Pour sour cream into a large mixing bowl and knead in flour until the dough is no longer sticky, even a bit stiff.

Dust your countertop with flour and roll the lot out to about 1/8 inch thickness.


Use the sour cream container like a cookie cutter and cut out as many rounds as you can. You should get 24.

Line the circles up and get ready to stuff. At this point you should have a small finger bowl of water handy.

Because the dough is a bit elastic you will want to squish each down with you palm as you go. Add filling, about a golf ball sized dollop, wet the edges with your finger (hence the bowl of water) stretch the dough over the filling and press seams together. You may want to fold the seam over like a hem to make sure it stays together. Alternatively you can use egg white instead of water but I find it’s not necessary. Now you should have something that looks like a mini calzone.

Repeat until done.

Bring a pot of water to a boil. Slip the pierogies in one at a time. Make sure they do not stick to the bottom. As they star to float lift them out with a small strainer or slotted spoon and put on a rack to drip dry. They should be firm when they are done.
In a large cast iron skillet heat up grapeseed oil or high quality organic canola oil on medium high heat. Once hot add a tbsp of butter (*hint: the oil stops the butter from burning, the butter adds the flavour).

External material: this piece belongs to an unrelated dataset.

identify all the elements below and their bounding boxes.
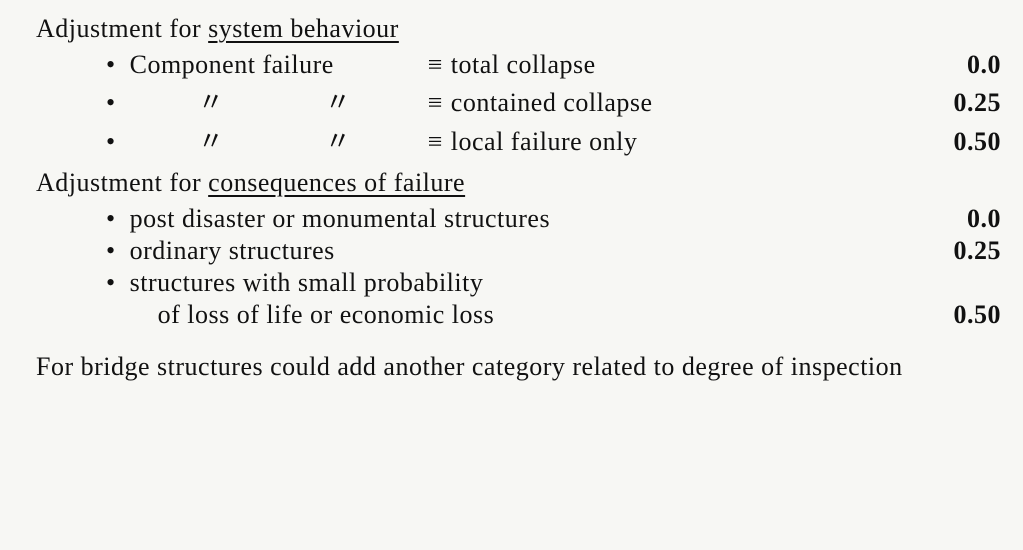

Fry your pierogies until brown and crispy (make sure they are dry or they will spit hot oil at you). While frying sprinkle generously with rosemary and some seasoning salt. If you want you can use course mineral finishing salt instead – but we like the seasoning salt.


Serve on plates and drizzle liberally with pure Canadian maple syrup. The salt, rosemary and syrup are nothing short of genius together. Accompany with another glass of that sauvignon blanc. Bon appétit!

*For the Carnivore: some good quality locally produced grilled pork sausage is good with this.


*For the veggie lovers: Coleslaw!!!!! Cheat and buy some broccoli slaw which has red cabbage, shredded carrots and shredded broccoli stems or use green cabbage, carrots, red cabbage for your base. Add paper-thin slices of onion, slices of tart apple, raisins and sunflower seeds. Add a pile of fresh or dried dill, and mustard seeds or grated ginger for the spice lovers. Mix up a dressing with one part olive oil, one part maple syrup and 1.5 parts organic cider vinegar. You can stretch it by adding some apple cider or juice. I recommend using Herbamare or Spike to season the dressing to taste, but your favorite salt will do. Mix it all up in a bowl and let sit for a couple hours in the fridge for best results, but it can be eaten right away. Make lots ‘cuz this salad lasts a week!


Alternatives: Desert. Try this recipe with marscapone cheese, figs and vanilla for a wonderful desert.


Leftovers: Freeze ‘em and reheat in the oven. If you know you won’t eat them all freeze them before they are cooked (make sure you separate them so they don’t stick) and boil them from frozen. If you have leftover filling, in the morning grease a cast iron pan with butter, smush the filling out into a big patty and pop in the oven at 400 until brown. Serve with your favorite style of eggs, your favorite condiment (PC steak sauce or Ketchup) and a fresh sliced tomato with a little finishing salt.


Health Tip: Organic Cider Vinegar cleanses the liver, alkalizes your system and is an all-around awesome health tonic! Cooking in cast iron gives you your daily iron – no joke.